News of the Toronto shutdown prompted some venture capitalists and founders to share their surprise that Aurora had not identified Urtasun and the rest of the research and development team as some of the most desirable candidates to join the newly combined company. We don't know if they did. Here's what I can predict. If the texts and emails I've received are any indication, Urtasun is already having offers from several other AV companies.
One more political thing
the autonomous vehicles station 1
A strange article popped up this week that must have caught the attention of the politicians of an autonomous vehicle manufacturer planning to operate in the United States.
The National Highway Traffic Safety Administration released a notice this week that provides clarification of AV guidelines. Before getting started, let me give you a quick rundown of the law.
Today, a motor vehicle must meet all federal motor vehicle safety standards (FMVSS), which set a minimum performance threshold that a vehicle must meet. However, once you discover that the "driver" can be a system of hardware and software (a simplification, I know) and not a human, the question arises as to whether a vehicle really needs the physical steering wheel and other traditional controls that one Robot simply has no use for.
This announcement overrides previous statements by NHTSA, in particular a letter of interpretation the agency sent in 2016 to Chris Urmson, who at the time was leading Google's self-driving project.
The 2016 interpretation created a catch-22 scenario for AV companies that wanted to use vehicles with novel designs, such as no steering wheel or pedals.

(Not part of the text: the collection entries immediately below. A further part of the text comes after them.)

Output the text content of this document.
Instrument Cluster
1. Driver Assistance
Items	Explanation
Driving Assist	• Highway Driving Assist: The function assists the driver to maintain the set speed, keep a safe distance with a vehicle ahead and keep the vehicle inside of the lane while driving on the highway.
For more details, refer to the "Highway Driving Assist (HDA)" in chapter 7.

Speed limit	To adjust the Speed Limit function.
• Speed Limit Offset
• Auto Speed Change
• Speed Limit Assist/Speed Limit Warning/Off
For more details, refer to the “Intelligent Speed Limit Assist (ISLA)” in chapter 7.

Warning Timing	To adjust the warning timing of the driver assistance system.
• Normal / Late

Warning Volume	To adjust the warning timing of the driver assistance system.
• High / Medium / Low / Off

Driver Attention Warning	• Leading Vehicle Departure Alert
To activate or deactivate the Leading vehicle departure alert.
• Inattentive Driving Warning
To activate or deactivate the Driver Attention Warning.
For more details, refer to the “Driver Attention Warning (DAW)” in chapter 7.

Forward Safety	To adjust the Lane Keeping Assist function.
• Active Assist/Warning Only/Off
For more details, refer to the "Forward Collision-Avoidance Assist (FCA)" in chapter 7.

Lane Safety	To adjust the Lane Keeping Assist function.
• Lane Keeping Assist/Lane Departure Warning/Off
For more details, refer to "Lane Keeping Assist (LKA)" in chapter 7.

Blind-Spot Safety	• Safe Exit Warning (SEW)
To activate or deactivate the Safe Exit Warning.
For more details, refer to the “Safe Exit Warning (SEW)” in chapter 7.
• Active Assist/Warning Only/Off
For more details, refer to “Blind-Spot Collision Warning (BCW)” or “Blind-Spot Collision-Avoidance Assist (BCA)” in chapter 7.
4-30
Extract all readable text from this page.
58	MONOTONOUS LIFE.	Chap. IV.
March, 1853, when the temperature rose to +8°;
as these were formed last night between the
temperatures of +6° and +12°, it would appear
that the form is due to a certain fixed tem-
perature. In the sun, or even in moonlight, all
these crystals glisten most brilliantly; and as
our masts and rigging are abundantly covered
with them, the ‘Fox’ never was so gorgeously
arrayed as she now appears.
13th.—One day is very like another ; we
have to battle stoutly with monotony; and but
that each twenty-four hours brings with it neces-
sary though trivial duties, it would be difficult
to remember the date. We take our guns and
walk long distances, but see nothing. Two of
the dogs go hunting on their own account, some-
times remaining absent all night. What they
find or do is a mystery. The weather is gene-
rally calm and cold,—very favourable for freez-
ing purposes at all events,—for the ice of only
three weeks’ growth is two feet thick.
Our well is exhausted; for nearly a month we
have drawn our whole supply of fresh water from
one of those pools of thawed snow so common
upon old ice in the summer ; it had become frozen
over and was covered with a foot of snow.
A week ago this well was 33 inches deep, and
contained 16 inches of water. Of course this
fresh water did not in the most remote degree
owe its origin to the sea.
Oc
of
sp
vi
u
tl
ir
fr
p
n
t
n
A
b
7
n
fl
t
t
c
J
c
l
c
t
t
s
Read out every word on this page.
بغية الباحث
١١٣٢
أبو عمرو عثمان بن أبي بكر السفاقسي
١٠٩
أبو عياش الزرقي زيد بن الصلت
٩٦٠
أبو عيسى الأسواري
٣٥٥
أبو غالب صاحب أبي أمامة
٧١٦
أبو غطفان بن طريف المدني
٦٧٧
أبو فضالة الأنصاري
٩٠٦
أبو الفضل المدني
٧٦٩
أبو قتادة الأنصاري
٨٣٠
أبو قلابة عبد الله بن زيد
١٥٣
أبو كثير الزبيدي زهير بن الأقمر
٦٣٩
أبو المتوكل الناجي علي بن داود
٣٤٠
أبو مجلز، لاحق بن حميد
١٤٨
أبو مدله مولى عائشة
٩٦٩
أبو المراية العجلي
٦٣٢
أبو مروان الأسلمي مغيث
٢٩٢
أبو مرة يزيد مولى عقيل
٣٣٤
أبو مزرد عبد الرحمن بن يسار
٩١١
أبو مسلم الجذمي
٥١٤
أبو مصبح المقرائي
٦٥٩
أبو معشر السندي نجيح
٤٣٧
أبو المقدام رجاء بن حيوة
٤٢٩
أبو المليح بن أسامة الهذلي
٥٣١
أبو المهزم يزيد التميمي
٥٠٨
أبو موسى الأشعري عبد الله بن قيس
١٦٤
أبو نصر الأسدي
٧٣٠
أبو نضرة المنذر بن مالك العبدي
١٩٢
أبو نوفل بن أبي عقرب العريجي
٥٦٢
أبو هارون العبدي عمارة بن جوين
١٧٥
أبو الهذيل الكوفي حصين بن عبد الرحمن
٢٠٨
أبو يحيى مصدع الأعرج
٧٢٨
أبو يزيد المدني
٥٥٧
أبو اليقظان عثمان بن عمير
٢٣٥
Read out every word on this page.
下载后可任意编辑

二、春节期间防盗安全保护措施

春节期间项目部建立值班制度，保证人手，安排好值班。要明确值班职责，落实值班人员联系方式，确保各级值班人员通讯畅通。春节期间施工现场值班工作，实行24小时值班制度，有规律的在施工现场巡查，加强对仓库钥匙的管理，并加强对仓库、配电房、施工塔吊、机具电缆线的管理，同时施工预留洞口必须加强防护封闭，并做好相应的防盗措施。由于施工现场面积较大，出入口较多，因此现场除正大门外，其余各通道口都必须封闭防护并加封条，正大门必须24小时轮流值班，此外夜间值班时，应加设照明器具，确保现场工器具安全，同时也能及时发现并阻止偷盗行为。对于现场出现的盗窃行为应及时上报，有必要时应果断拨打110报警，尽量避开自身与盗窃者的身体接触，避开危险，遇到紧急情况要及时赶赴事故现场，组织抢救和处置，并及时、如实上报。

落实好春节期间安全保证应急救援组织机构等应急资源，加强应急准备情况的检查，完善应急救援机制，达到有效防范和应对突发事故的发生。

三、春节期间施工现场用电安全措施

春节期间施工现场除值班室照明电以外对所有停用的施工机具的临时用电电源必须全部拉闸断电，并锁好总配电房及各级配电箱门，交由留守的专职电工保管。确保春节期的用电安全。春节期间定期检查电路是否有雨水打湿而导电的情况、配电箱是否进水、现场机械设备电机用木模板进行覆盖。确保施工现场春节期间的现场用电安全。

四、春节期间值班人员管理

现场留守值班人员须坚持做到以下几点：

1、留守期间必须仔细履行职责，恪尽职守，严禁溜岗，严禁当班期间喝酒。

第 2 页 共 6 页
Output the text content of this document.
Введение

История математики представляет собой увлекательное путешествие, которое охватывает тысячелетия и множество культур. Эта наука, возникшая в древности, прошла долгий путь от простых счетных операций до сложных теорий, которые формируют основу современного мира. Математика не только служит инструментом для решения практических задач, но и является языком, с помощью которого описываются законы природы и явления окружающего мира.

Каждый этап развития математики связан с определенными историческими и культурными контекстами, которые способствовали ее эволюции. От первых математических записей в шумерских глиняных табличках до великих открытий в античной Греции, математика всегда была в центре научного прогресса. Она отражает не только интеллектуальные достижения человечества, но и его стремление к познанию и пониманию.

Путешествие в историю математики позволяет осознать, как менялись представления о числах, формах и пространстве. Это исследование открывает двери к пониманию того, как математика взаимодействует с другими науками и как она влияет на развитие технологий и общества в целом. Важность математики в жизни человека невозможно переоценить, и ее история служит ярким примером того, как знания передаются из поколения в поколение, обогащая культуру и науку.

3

NHTSA said at the time that manufacturers would have to certify that a motor vehicle met the requirements of all applicable FMVSSs and design the vehicle so that NHTSA would be able to perform every element of every test procedure set out in any applicable regulation. However, this was impossible because certain test conditions or procedures could not be performed on the vehicle in accordance with FMVSS.
The only real way forward was for a company to apply for exemptions.
This announcement not only confirms that the 2016 interpretation was too restrictive, it also appears to have removed a major obstacle that allows the robot axis to get on the road faster.